Nay San, the activist, said the verification process was opaque and no one was willing to listen to the demands of the Rohingya refugees.

“The junta has no plan to restore the citizenship and rights of the Rohingya. The junta has not stated that returnees will be allowed to return to their original places or given freedom of movement,” he said.

“There are many other reasons why refugees cannot trust the junta, especially since the genocide is still ongoing.

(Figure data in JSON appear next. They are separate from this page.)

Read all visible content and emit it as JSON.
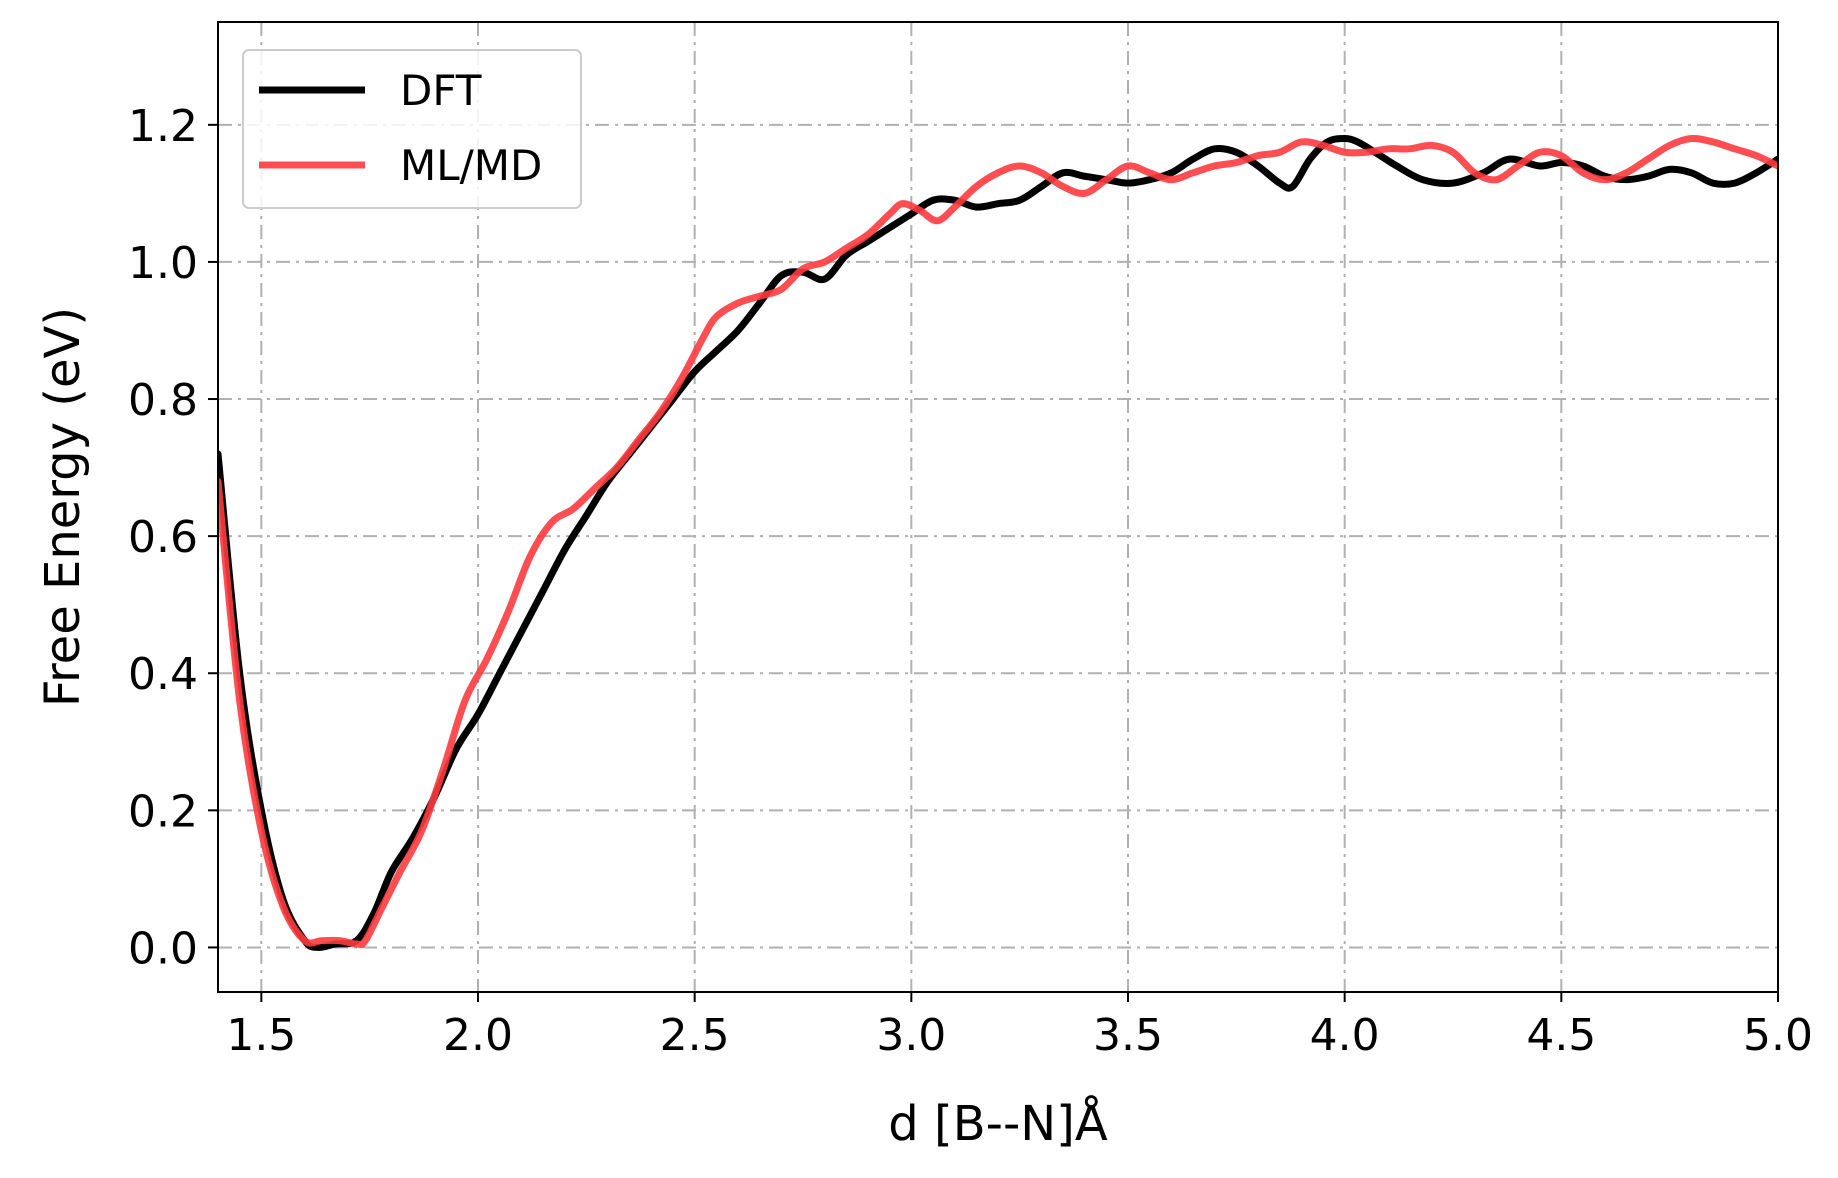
{
  "chart_data": {
    "type": "line",
    "title": "",
    "xlabel": "d [B--N]Å",
    "ylabel": "Free Energy (eV)",
    "xlim": [
      1.4,
      5.0
    ],
    "ylim": [
      -0.065,
      1.35
    ],
    "xticks": [
      1.5,
      2.0,
      2.5,
      3.0,
      3.5,
      4.0,
      4.5,
      5.0
    ],
    "xtick_labels": [
      "1.5",
      "2.0",
      "2.5",
      "3.0",
      "3.5",
      "4.0",
      "4.5",
      "5.0"
    ],
    "yticks": [
      0.0,
      0.2,
      0.4,
      0.6,
      0.8,
      1.0,
      1.2
    ],
    "ytick_labels": [
      "0.0",
      "0.2",
      "0.4",
      "0.6",
      "0.8",
      "1.0",
      "1.2"
    ],
    "grid": true,
    "legend_position": "top-left",
    "series": [
      {
        "name": "DFT",
        "color": "#000000",
        "x": [
          1.4,
          1.45,
          1.5,
          1.55,
          1.6,
          1.63,
          1.67,
          1.72,
          1.76,
          1.8,
          1.85,
          1.9,
          1.95,
          2.0,
          2.05,
          2.1,
          2.15,
          2.2,
          2.25,
          2.3,
          2.35,
          2.4,
          2.45,
          2.5,
          2.55,
          2.6,
          2.65,
          2.7,
          2.75,
          2.8,
          2.85,
          2.9,
          2.95,
          3.0,
          3.05,
          3.1,
          3.15,
          3.2,
          3.25,
          3.3,
          3.35,
          3.4,
          3.45,
          3.5,
          3.55,
          3.6,
          3.65,
          3.7,
          3.75,
          3.8,
          3.85,
          3.88,
          3.92,
          3.96,
          4.0,
          4.03,
          4.07,
          4.12,
          4.18,
          4.25,
          4.32,
          4.38,
          4.45,
          4.5,
          4.55,
          4.6,
          4.65,
          4.7,
          4.75,
          4.8,
          4.85,
          4.9,
          4.95,
          5.0
        ],
        "y": [
          0.72,
          0.4,
          0.2,
          0.07,
          0.01,
          0.0,
          0.005,
          0.01,
          0.05,
          0.11,
          0.16,
          0.22,
          0.29,
          0.34,
          0.4,
          0.46,
          0.52,
          0.58,
          0.63,
          0.68,
          0.72,
          0.76,
          0.8,
          0.84,
          0.87,
          0.9,
          0.94,
          0.98,
          0.985,
          0.975,
          1.01,
          1.03,
          1.05,
          1.07,
          1.09,
          1.09,
          1.08,
          1.085,
          1.09,
          1.11,
          1.13,
          1.125,
          1.12,
          1.115,
          1.12,
          1.13,
          1.15,
          1.165,
          1.16,
          1.14,
          1.115,
          1.11,
          1.15,
          1.175,
          1.18,
          1.175,
          1.16,
          1.14,
          1.12,
          1.115,
          1.13,
          1.15,
          1.14,
          1.145,
          1.14,
          1.125,
          1.12,
          1.125,
          1.135,
          1.13,
          1.115,
          1.115,
          1.13,
          1.15
        ]
      },
      {
        "name": "ML/MD",
        "color": "#ff3b3f",
        "x": [
          1.4,
          1.45,
          1.5,
          1.55,
          1.6,
          1.64,
          1.68,
          1.72,
          1.74,
          1.78,
          1.82,
          1.87,
          1.92,
          1.97,
          2.02,
          2.07,
          2.12,
          2.17,
          2.22,
          2.27,
          2.32,
          2.37,
          2.42,
          2.47,
          2.52,
          2.55,
          2.6,
          2.65,
          2.7,
          2.75,
          2.8,
          2.85,
          2.9,
          2.95,
          2.98,
          3.02,
          3.06,
          3.1,
          3.15,
          3.2,
          3.25,
          3.3,
          3.35,
          3.4,
          3.45,
          3.5,
          3.55,
          3.6,
          3.65,
          3.7,
          3.75,
          3.8,
          3.85,
          3.9,
          3.95,
          4.0,
          4.05,
          4.1,
          4.15,
          4.2,
          4.25,
          4.3,
          4.35,
          4.4,
          4.45,
          4.5,
          4.55,
          4.6,
          4.65,
          4.7,
          4.75,
          4.8,
          4.85,
          4.9,
          4.95,
          5.0
        ],
        "y": [
          0.68,
          0.36,
          0.17,
          0.06,
          0.01,
          0.01,
          0.01,
          0.005,
          0.01,
          0.06,
          0.11,
          0.17,
          0.26,
          0.36,
          0.42,
          0.49,
          0.57,
          0.62,
          0.64,
          0.67,
          0.7,
          0.74,
          0.78,
          0.83,
          0.89,
          0.92,
          0.94,
          0.95,
          0.96,
          0.99,
          1.0,
          1.02,
          1.04,
          1.07,
          1.085,
          1.075,
          1.06,
          1.08,
          1.11,
          1.13,
          1.14,
          1.13,
          1.11,
          1.1,
          1.12,
          1.14,
          1.13,
          1.12,
          1.13,
          1.14,
          1.145,
          1.155,
          1.16,
          1.175,
          1.17,
          1.16,
          1.16,
          1.165,
          1.165,
          1.17,
          1.16,
          1.13,
          1.12,
          1.14,
          1.16,
          1.155,
          1.13,
          1.12,
          1.13,
          1.15,
          1.17,
          1.18,
          1.175,
          1.165,
          1.155,
          1.14
        ]
      }
    ]
  }
}
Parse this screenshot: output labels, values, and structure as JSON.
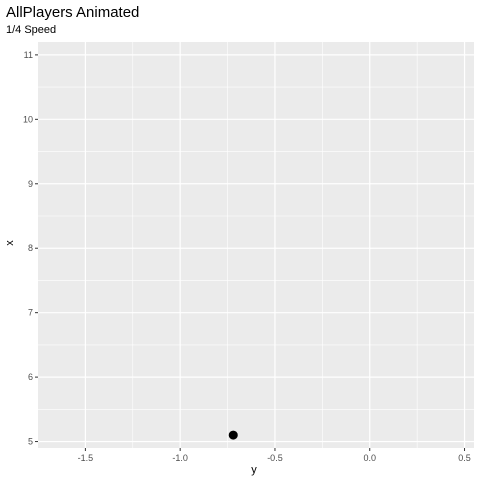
{
  "chart_data": {
    "type": "scatter",
    "title": "AllPlayers Animated",
    "subtitle": "1/4 Speed",
    "xlabel": "y",
    "ylabel": "x",
    "xlim": [
      -1.75,
      0.55
    ],
    "ylim": [
      4.9,
      11.2
    ],
    "x_ticks": [
      -1.5,
      -1.0,
      -0.5,
      0.0,
      0.5
    ],
    "x_tick_labels": [
      "-1.5",
      "-1.0",
      "-0.5",
      "0.0",
      "0.5"
    ],
    "y_ticks": [
      5,
      6,
      7,
      8,
      9,
      10,
      11
    ],
    "y_tick_labels": [
      "5",
      "6",
      "7",
      "8",
      "9",
      "10",
      "11"
    ],
    "grid": true,
    "points": [
      {
        "x": -0.72,
        "y": 5.1
      }
    ],
    "colors": {
      "panel_background": "#EBEBEB",
      "grid_major": "#FFFFFF",
      "grid_minor": "#F5F5F5",
      "point": "#000000",
      "tick_text": "#4D4D4D",
      "tick_mark": "#333333"
    }
  }
}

Rohingya refugees who returned without official permission were arrested and sentenced, and those who flee to Malaysia are also being arrested and sentenced to up to five years.”

The biggest concern, he said “is that there is no guarantee that the cycle of violence against the Rohingya will not repeat itself”.

A Rohingya refugee camp in Cox's Bazar, Bangladesh
More than a million Rohingya refugees have taken shelter in Bangladesh [File: Showkat Shafi/Al Jazeera]

Repatriation is ‘only possible solution’

Bangladesh’s Refugee, Relief and Repatriation Commissioner (RRRC) Mizanur Rahman told Al Jazeera the Myanmar delegation did not have the power to commit on a possible repatriation date.

“They were here just to verify information of the Rohingya refugees who were selected for a pilot repatriation project,” Rahman said, “We were told that the Myanmar foreign ministry will get back to us on this.”

Repatriation, he told Al Jazeera, is the “only possible solution” for the Rohingya refugees. “They are their citizens, they have to take them back.”

Dhaka has imposed significant restrictions on their movement and continued to push for their return.

A prominent Rohingya diaspora group has also criticised the planned repatriation – the third since 2017 – saying the Myanmar military rulers had planned “token” repatriations to align with the genocide case resuming at the International Court of Justice (ICJ) on April 24.

“Taking back a few refugees, even if it is less than one percent of the population, shall allow Myanmar to come up with a counterargument under the very false pretence they are sincere about the return of refugees,” the Arakan Rohingya National Alliance (ARNA) said in a statement.

In a signed statement, about 200 civil society organisations condemned the UN’s participation in the process.

The UNHCR has defended its decision to facilitate the Myanmar delegation, saying it “supports efforts that could lead to the verification of all refugees and pave the way for eventual return”.

The agency, however, reiterated that conditions in Myanmar are currently unsafe for Rohingya.

Nay San said all the rights of Rohingya, including citizenship rights, needed to be restored before their return to their original places in Myanmar.

“Rohingya should be granted equal rights as other ethnic groups in Myanmar,” Nay San said.

“If these rights are guaranteed, all the refugees will be willing to return.”